Watching the various college football bowl games the last several days it became evident how important the basics are if you are going to have a winning game plan. Blocking and tackling are fundamentals to the game of football. Without mastering those basics it does not make that much difference how great a star player is. HR is the same way. If you are not performing the basic and fundamental actions you are not going to have a winning team. What are the basic and fundamental aspects?
No one learns how to block and tackle all by themselves. Coaches teach players, yet in business we expect supervisors, managers and even employees to learn the rules by themselves. We may publish the rules and expect people to read the rules, but learning doesn’t occur just because the words are on a piece of paper. Managers and supervisors have to be shown how to handle interactions with employees in disciplinary situations.
There is only one sport I know where they let players fight for a period of time before they break it up, hockey. All the other sports have an official step in quickly to effectively handle the conflict. HR often has to play the role of the official who has to step in and break up the fight or handle the dispute.

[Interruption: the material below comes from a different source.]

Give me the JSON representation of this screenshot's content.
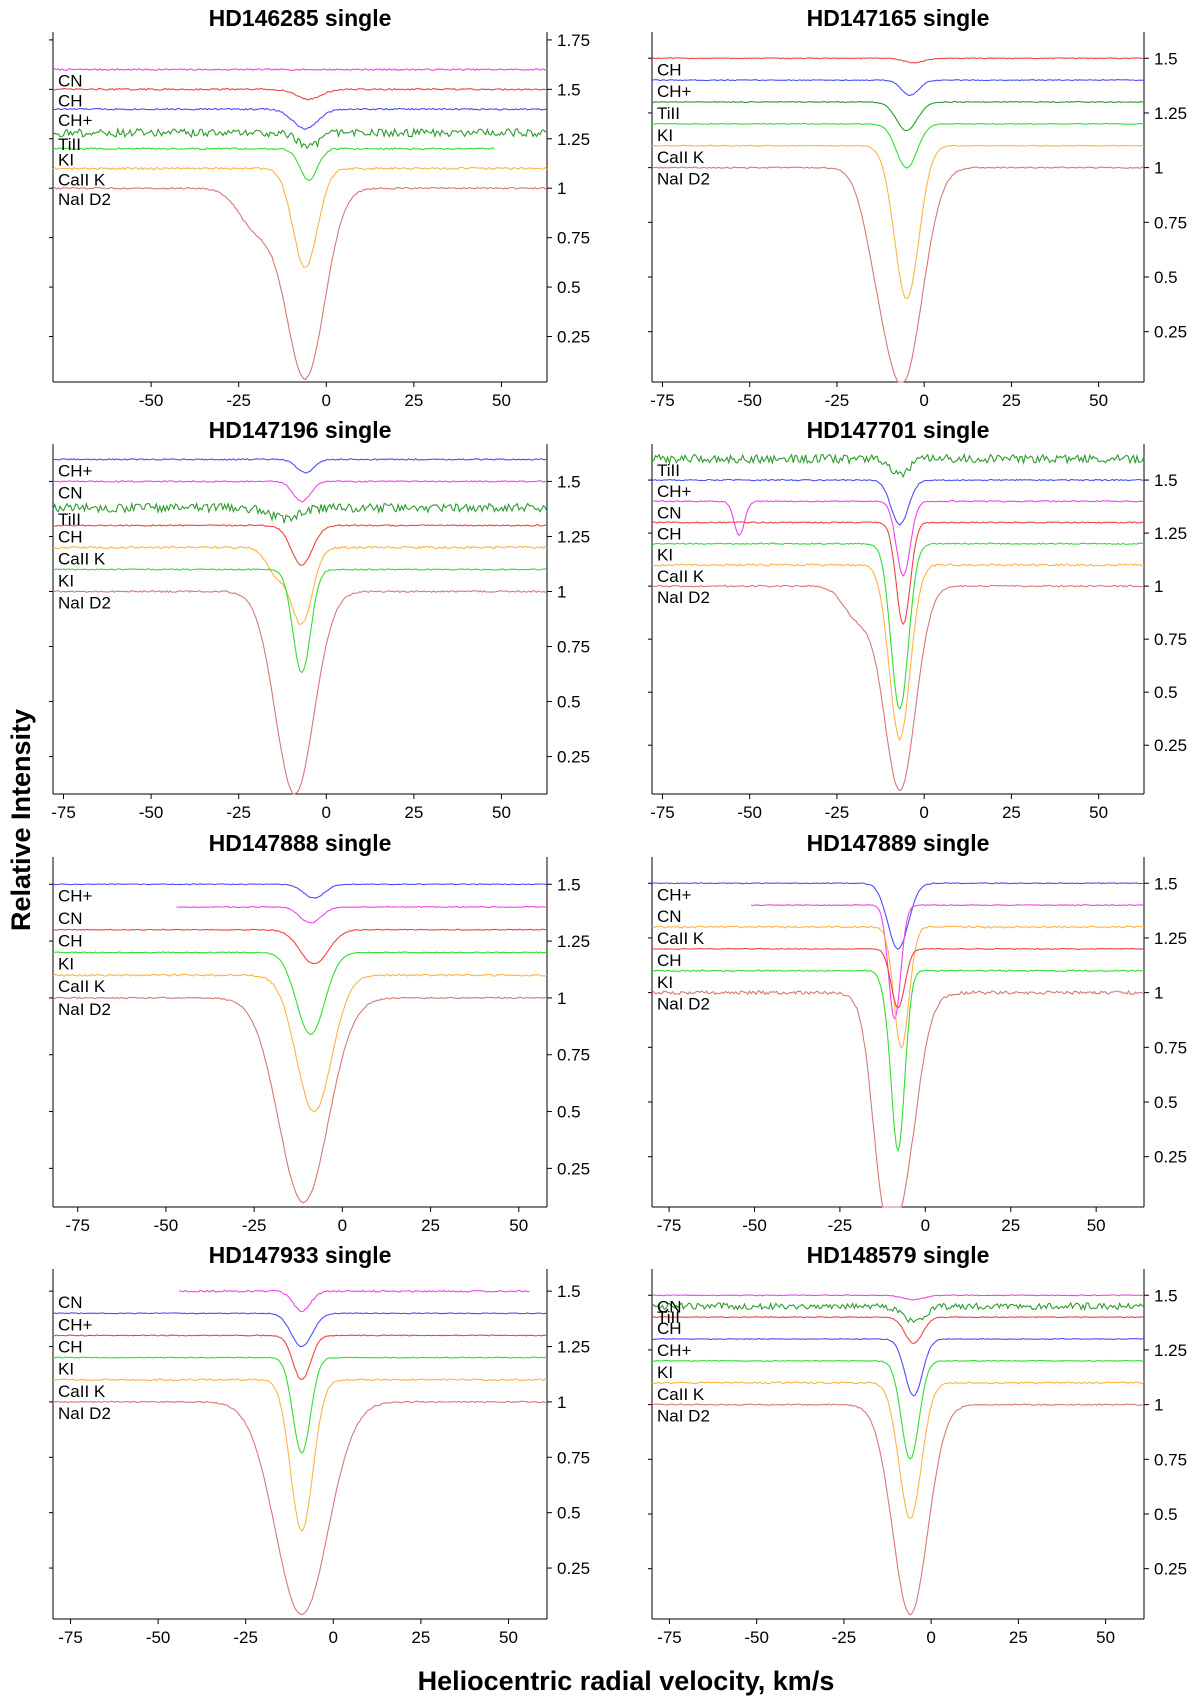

The quicker conflict is handled the more minor the consequences. Disputes that are allowed to continue can end up in court.
Consistency of treatment
One of the biggest complaints fans have in a game is if they feel the other team is receiving preferential treatment. Fans prefer consistently good officiating. They will even prefer consistently bad officiating over treatment that seems biased in favor of one team, especially the other team. Employees are the same way. They would prefer that everyone is treated well. Next they would prefer if everyone was treated the same, even if this means treated poorly. Where the biggest problems occur is where people are treated differently, typically because of a protected characteristic.
The basic of basics in good HR is good documentation. Nothing gets proven in a court of law without good documentation. It is the basic practice that allows a company to score a win and keep others from scoring against you. It is how you show that consistency of treat. It is how you show the business justification for the actions taken. HR needs to coach the managers and supervisors on not only the reason for good documentation but how good documentation looks.
Although there may be some changes in 2017 they will not alter the fundamentals of how companies protect themselves. Use these basics to craft an effective defense for the coming year.
A hat tip to Marilyn Moran of FordHarrison for the inspiration for this post.